Yeah I just installed my clutch (by the way it works great) on my 87 300ZXT and I had to retap the manifold bolts and drill them out and all that great shit...


----------



## Shift1.6 (Jul 22, 2003)

Damn this thread makes me dont want to install my short shifter. I did my clutch last year, that thing took me about 28 hours of labor with help but it was my first time. I think i can do it a lil faster, i hated it. Changing the oil filter for the GA16de is a bitch, its right under the intake manifold so you have to go under the car every oil change.


----------



## xt_out (Jun 23, 2003)

oops, sorry katana... i totally forgot to acknowledge your PM. thanks for responding.
so i buy this stillen shifter from scorchN. i installed it and then decided i wanted it physically shorter too. my dad said that would be a no-no and it would make it even harder to shift. it'd be a waste of $$$ so i just hacked the stock one even more and decided to sell the shifter. so all in all i installed a short shifter, felt how it shifted (harder than stock) and then reinstalled my stock one after hacking it. heres some pics 
also check out my center console project. just needs a little more sanding, texture and then paint (black). im dying the rest of my interior black as well, hopefully it'll look the exact same as oem black panels only way cheaper/easier to find!
just for you








^stillen on left, unhacked (all bolts included but not shown in pic)

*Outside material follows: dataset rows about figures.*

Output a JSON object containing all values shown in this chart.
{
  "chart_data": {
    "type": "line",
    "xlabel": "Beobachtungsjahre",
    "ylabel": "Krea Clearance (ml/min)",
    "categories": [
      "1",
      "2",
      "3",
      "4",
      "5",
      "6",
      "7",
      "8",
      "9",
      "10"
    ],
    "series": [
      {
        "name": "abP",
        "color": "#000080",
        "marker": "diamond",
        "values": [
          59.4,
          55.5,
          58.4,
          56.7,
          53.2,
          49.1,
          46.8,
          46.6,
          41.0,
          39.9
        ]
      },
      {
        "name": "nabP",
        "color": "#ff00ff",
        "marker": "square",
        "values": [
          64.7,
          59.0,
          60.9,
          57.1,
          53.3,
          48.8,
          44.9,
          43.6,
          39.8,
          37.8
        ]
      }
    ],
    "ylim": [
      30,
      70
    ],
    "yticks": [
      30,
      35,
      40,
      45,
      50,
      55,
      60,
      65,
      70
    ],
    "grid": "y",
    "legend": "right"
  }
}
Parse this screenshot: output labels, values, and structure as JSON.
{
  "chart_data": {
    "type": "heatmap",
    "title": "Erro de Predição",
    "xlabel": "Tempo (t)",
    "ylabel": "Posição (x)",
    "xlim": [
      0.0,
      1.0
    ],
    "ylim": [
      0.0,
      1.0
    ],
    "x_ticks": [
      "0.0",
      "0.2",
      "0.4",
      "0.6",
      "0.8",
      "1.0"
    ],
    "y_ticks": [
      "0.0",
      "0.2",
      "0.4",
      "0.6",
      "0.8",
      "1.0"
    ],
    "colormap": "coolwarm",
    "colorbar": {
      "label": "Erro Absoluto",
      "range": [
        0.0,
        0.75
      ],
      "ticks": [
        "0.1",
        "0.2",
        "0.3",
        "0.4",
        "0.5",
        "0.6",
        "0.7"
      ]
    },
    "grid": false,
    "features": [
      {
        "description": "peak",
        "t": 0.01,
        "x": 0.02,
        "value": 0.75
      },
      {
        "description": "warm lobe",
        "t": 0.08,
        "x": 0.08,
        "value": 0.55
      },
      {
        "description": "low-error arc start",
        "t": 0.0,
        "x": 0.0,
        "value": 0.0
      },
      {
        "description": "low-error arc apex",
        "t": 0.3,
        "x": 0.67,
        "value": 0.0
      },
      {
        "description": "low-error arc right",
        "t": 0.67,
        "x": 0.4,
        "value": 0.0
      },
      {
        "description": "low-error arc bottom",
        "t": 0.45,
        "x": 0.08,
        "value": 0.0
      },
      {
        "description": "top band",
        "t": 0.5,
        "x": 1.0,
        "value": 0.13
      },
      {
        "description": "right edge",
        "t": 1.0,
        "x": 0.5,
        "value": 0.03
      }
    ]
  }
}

^colors faded but i circled the holes with blue and red.








^hacked stock shifter. (not very performance friendly) 








^same shifter, side view


----------



## NismoSentra13 (Mar 3, 2004)

sno said:


> on a b13 ga you can. all you gotta do is remove the intake tube and maf and it's right there.


I have a GA16DE and i can remove the solinoid from the top....that's how i did it when i put in my stage 3 clutch.


----------



## NismoSentra13 (Mar 3, 2004)

Shift1.6 said:


> Damn this thread makes me dont want to install my short shifter. I did my clutch last year, that thing took me about 28 hours of labor with help but it was my first time. I think i can do it a lil faster, i hated it. Changing the oil filter for the GA16de is a bitch, its right under the intake manifold so you have to go under the car every oil change.


The clutch on my GA16DE only took me approx. 9 hours...its tough but if you have an idea what you're doing you can get it. The oil filter is easy too if you're under the car.


----------